Shareholders may make their request without charge for a paper or email copy of the Meeting materials by calling the toll free number at 1 (866)
466-5355 or by sending an email to investorinfo@myquipt.com.
Voting by Proxy
Registered holders: If you are not attending the Meeting, you can submit your proxy as follows:
On the Internet: Go to www.investorvote.com and follow the instructions.
By Telephone: Call (866) 732-VOTE (8683) (Canada and the U.S. only) or (312) 588-4290 (outside Canada and the U.S.) and
follow the prompts.
By Mail: You can vote by mail by requesting a paper copy of the Meeting materials, which includes a proxy card (Please
see “Requesting Printed Meeting Materials”). Sign, date and return the proxy card to Computershare Investor
Services Inc. (“Computershare”) by mail at Attention: Proxy Department, 8th Floor, 100 University Avenue,
Toronto, Ontario M5J 2Y1.
YOU MUST USE THE 15 DIGIT CONTROL NUMBER LOCATED IN THE BOX BELOW.
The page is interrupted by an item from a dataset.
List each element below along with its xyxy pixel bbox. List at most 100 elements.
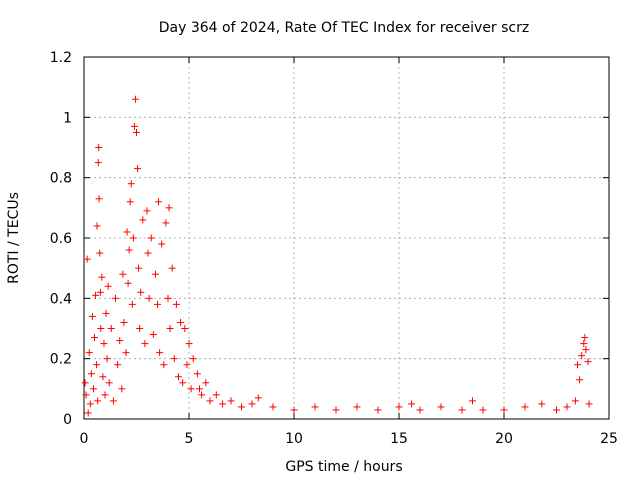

To be effective, a proxy must be received before 10:00 a.m. (ET) on March 13, 2025, or not later than forty-eight (48) hours (excluding Saturdays,
Sundays and holidays) before any adjournment or postponement of the Meeting.
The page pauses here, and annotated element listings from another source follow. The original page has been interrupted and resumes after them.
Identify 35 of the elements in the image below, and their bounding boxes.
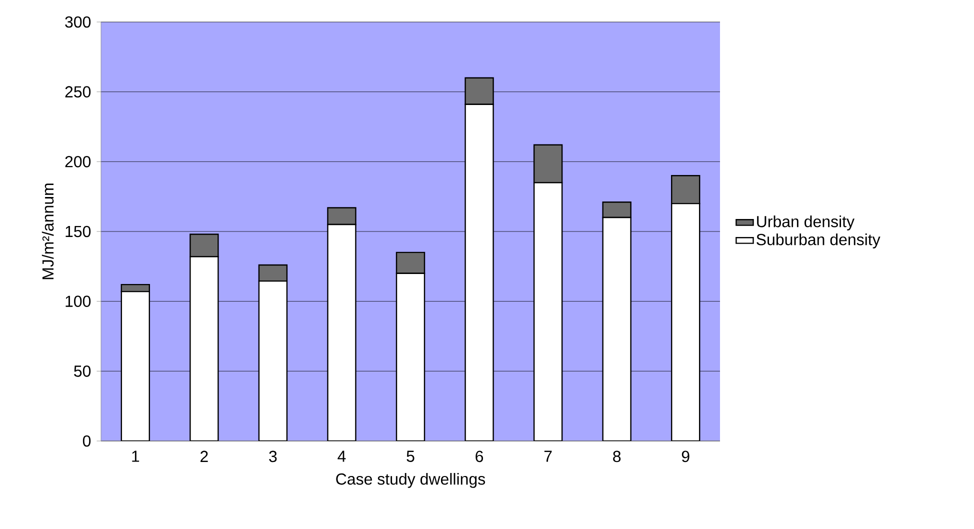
y-tick-label: 300	[65, 16, 91, 28]
bar	[464, 104, 494, 441]
bar	[533, 182, 563, 441]
x-tick-label: 6	[476, 450, 484, 462]
x-tick-label: 3	[269, 450, 277, 462]
bar	[396, 272, 426, 441]
y-tick-label: 50	[74, 365, 91, 377]
x-axis-title: Case study dwellings	[336, 472, 486, 488]
y-tick-label: 250	[65, 86, 91, 98]
y-axis-title: MJ/m²/annum	[42, 184, 54, 280]
bar	[602, 216, 632, 441]
bar	[327, 207, 356, 226]
legend-label: Urban density	[757, 216, 855, 230]
legend-label: Suburban density	[756, 233, 880, 248]
bar	[602, 202, 632, 218]
x-tick-label: 4	[338, 450, 346, 462]
bar	[190, 234, 219, 258]
bar	[258, 280, 288, 441]
x-tick-label: 7	[544, 450, 552, 462]
bar	[327, 224, 356, 441]
y-tick-label: 0	[82, 435, 91, 447]
x-tick-label: 9	[682, 450, 690, 462]
bar	[120, 290, 150, 441]
bar	[190, 256, 219, 441]
x-tick-label: 8	[613, 450, 621, 462]
y-tick-label: 150	[66, 226, 91, 238]
bar	[258, 264, 288, 282]
y-tick-label: 100	[66, 296, 91, 307]
x-tick-label: 5	[406, 450, 414, 462]
x-tick-label: 2	[200, 450, 208, 462]
y-tick-label: 200	[65, 156, 91, 168]
bar	[671, 202, 700, 441]
bar	[396, 252, 426, 274]
bar	[533, 144, 563, 184]
x-tick-label: 1	[132, 450, 140, 462]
Non-registered holders: If you are not attending the Meeting, use the voting information form (“VIF”) provided by your intermediary (bank, trust
company or broker) and return it as early as practicable to ensure that it is transmitted on time (see the VIF for details). It must be received by your
intermediary with sufficient time for them to file a proxy with Computershare not later than forty-eight (48) hours (excluding Saturdays, Sundays
and holidays) prior to the time set for the Meeting or any adjournment or postponement thereof by the deadline noted above.
Voting in Person: For registered holders, if you plan to attend the Meeting, you must register with Computershare when you arrive at the Meeting
to have voting rights at the Meeting. For non-registered holders, if you plan to attend the Meeting, you must appoint yourself in the space provided
in the VIF and register with Computershare when you arrive at the Meeting to have voting rights at the Meeting.
PLEASE NOTE – THIS IS NOT A VOTABLE BALLOT. YOU CANNOT VOTE BY RETURNING THIS NOTICE. To vote your shares
you must vote online, by telephone or request a paper copy of the Meeting materials to receive a proxy card.
Control Number:
THE BOARD OF DIRECTORS OF THE CORPORATION RECOMMENDS THAT YOU VOTE FOR ALL NOMINEES IN THE
ELECTION OF DIRECTORS IN PROPOSAL 1 AND FOR PROPOSAL 2.